If \(\gamma \) is negligible and \(\delta \) is noticeable we simply say that \({\mathsf {H}}\) is (mnd)-programmable. Furthermore, if m (resp. n) is an arbitrary polynomial in \(\lambda \), then we say that \({\mathsf {H}}\) is \((\mathsf{poly}, n, d)\)-programmable (resp. \((m, \mathsf{poly}, d)\)-programmable). Finally, if \({\mathsf {H}}\) admits trapdoor algorithms that satisfy only the first three properties, then \({\mathsf {H}}\) is said simply \((d, \gamma )\)-programmable. Note that any \({\mathsf {H}}\) that is \((m,n,d,\gamma , \delta )\)-programmable is also \((d,\gamma )\)-programmable.
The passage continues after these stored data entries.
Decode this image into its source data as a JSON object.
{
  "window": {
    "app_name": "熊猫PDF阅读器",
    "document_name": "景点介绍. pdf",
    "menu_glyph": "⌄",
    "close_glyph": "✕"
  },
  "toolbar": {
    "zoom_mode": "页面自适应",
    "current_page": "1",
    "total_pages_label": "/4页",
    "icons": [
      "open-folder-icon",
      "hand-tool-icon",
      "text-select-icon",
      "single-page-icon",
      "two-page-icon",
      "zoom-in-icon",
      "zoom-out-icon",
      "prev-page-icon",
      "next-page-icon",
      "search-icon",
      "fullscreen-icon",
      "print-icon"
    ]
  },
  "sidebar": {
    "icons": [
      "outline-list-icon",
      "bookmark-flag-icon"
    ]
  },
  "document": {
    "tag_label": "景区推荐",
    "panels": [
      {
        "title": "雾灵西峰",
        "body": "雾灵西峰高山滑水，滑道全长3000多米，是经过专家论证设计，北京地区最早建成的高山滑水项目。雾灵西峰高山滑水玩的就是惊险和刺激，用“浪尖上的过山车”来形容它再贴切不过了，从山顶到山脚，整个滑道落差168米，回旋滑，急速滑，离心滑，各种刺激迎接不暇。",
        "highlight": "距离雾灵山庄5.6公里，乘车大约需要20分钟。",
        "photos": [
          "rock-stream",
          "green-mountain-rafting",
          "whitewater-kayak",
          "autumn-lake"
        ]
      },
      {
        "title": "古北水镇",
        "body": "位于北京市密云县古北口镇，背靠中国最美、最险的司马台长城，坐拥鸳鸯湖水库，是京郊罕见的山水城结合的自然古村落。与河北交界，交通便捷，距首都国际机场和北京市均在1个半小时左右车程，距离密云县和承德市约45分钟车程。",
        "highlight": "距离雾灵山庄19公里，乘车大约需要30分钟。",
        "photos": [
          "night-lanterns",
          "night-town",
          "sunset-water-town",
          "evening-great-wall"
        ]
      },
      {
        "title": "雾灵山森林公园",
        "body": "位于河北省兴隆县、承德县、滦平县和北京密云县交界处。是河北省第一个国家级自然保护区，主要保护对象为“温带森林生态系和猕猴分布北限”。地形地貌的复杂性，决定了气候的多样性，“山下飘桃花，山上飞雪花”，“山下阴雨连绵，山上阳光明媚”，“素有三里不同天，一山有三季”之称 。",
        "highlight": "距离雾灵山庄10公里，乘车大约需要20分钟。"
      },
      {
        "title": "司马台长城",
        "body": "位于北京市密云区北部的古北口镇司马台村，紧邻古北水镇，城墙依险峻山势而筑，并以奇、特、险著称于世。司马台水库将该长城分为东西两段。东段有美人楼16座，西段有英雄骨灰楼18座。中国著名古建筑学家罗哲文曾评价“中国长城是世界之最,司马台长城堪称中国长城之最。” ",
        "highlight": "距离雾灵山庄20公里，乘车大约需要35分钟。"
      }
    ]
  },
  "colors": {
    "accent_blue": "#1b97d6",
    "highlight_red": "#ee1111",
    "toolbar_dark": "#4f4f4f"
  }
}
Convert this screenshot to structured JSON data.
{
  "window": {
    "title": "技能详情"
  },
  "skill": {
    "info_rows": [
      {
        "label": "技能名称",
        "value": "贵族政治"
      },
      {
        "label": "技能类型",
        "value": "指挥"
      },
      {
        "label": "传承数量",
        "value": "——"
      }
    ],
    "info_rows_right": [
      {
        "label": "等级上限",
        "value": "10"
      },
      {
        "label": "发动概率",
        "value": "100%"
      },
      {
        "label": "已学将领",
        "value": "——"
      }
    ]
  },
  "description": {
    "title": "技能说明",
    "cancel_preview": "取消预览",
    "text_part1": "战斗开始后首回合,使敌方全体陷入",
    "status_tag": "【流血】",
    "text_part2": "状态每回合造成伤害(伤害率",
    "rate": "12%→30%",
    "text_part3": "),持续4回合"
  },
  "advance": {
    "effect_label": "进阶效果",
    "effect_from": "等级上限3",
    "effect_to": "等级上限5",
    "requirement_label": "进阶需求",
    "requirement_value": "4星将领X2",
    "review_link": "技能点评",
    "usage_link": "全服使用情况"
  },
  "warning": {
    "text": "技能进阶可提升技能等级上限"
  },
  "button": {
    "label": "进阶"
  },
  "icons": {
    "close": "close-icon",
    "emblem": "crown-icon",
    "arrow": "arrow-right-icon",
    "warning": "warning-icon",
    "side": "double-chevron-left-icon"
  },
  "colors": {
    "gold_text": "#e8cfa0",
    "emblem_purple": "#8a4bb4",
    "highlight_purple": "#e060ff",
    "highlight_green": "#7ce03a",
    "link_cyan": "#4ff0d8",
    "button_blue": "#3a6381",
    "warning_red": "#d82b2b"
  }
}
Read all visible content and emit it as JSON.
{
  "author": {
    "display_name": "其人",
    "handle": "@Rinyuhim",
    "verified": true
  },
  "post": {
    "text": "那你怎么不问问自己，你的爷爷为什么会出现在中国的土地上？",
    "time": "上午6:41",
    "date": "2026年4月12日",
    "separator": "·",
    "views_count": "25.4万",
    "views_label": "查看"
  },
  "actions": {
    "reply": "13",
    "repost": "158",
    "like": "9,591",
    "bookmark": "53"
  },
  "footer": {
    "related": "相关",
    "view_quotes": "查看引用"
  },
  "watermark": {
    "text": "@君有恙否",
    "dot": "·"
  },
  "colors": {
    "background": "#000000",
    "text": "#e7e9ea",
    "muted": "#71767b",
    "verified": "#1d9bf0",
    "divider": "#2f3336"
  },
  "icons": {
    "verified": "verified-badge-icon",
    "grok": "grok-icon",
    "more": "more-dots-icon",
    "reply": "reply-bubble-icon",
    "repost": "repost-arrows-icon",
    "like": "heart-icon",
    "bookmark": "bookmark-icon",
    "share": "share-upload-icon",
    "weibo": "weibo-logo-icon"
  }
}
Programmable Pseudo-randomness. The second main programmability property that we define for asymmetric hash functions is quite different from the previous one. It is called programmable pseudo-randomness, and very intuitively it says that, when using the hash function in trapdoor mode, it is possible to “embed” a PRF into it. More precisely, the trapdoor algorithms satisfy programmable pseudo-randomness if they allow to generate keys such that even by observing \(\mathsf{pek}\) and \({\mathsf {H}}(X)\) for a bunch of inputs X, then the elements \(g_1^{c_{X,0}}\) look random. The formal definition follows:

Definition 3

(Asymmetric Hash Functions with Programmable Pseudorandomness). An asymmetric hash function \({\mathsf {H}}= ({\mathsf {H}}.\mathsf{Gen}, {\mathsf {H}}.\mathsf{PriEval}, {\mathsf {H}}.\mathsf{PubEval})\) has \((d, \gamma , \epsilon )\)-programmable pseudorandomness if there exist efficient trapdoor algorithms \({\mathsf {H}}.\mathsf{TrapGen}, {\mathsf {H}}.\mathsf{TrapEval}\) that satisfy the properties of syntax, correctness, and \(\gamma \)-statistically-close trapdoor keys as in Definition 2, and additionally satisfy the following property with parameter \(\epsilon \):

  • Pseudorandomness: Let \(b \in \{0,1\}\) and let \(\mathbf {Exp}_{\mathcal{A}, {\mathsf {H}}}^{PRH\text{- }b}(\lambda )\) be the following experiment between an adversary \(\mathcal{A}\) and a challenger.

    1. 1.

      Generate \(\mathsf{bgp}\mathop {\leftarrow }\limits ^{{\scriptscriptstyle \$}}\mathcal{G}(1^{\lambda })\), and run \(\mathcal{A}(\mathsf{bgp})\), that outputs two generators \(h_1 \in \mathbb G_1, h_2 \in \mathbb G_2\).

    2. 2.

      Compute \((\mathsf{td}, \mathsf{pek}) \mathop {\leftarrow }\limits ^{{\scriptscriptstyle \$}}{\mathsf {H}}.\mathsf{TrapGen}(1^{\lambda }, g_1, h_1, g_2, h_2)\) and run \(\mathcal{A}(\mathsf{pek})\) with access to the following oracle:

      • If \(b=0\), \(\mathcal{A}\) is given \(\mathcal{O}(\cdot )\) that on input \(X \in \mathcal{X}\) returns \({\mathsf {H}}(X) = g_1^{c_{X}(y_1, y_2)}\) and \(g_1^{c_{X,0}}\), where \(\varvec{c}_{X} {\leftarrow }{\mathsf {H}}.\mathsf{TrapEval}(\mathsf{td}, X)\);

      • If \(b=1\), \(\mathcal{A}\) is given \(\mathcal{R}(\cdot )\) that on input \(X \in \mathcal{X}\) returns \({\mathsf {H}}(X) = g_1^{c_{X}(y_1, y_2)}\) and \( g_1^{r_X}\), for a randomly chosen \(r_{X} \mathop {\leftarrow }\limits ^{{\scriptscriptstyle \$}}\mathbb {Z}_p\) (which is unique for every \(X\in \mathcal{X}\)).

    3. 3.

      At the end the adversary outputs a bit \(b'\), and \(b'\) is returned as the output of the experiment.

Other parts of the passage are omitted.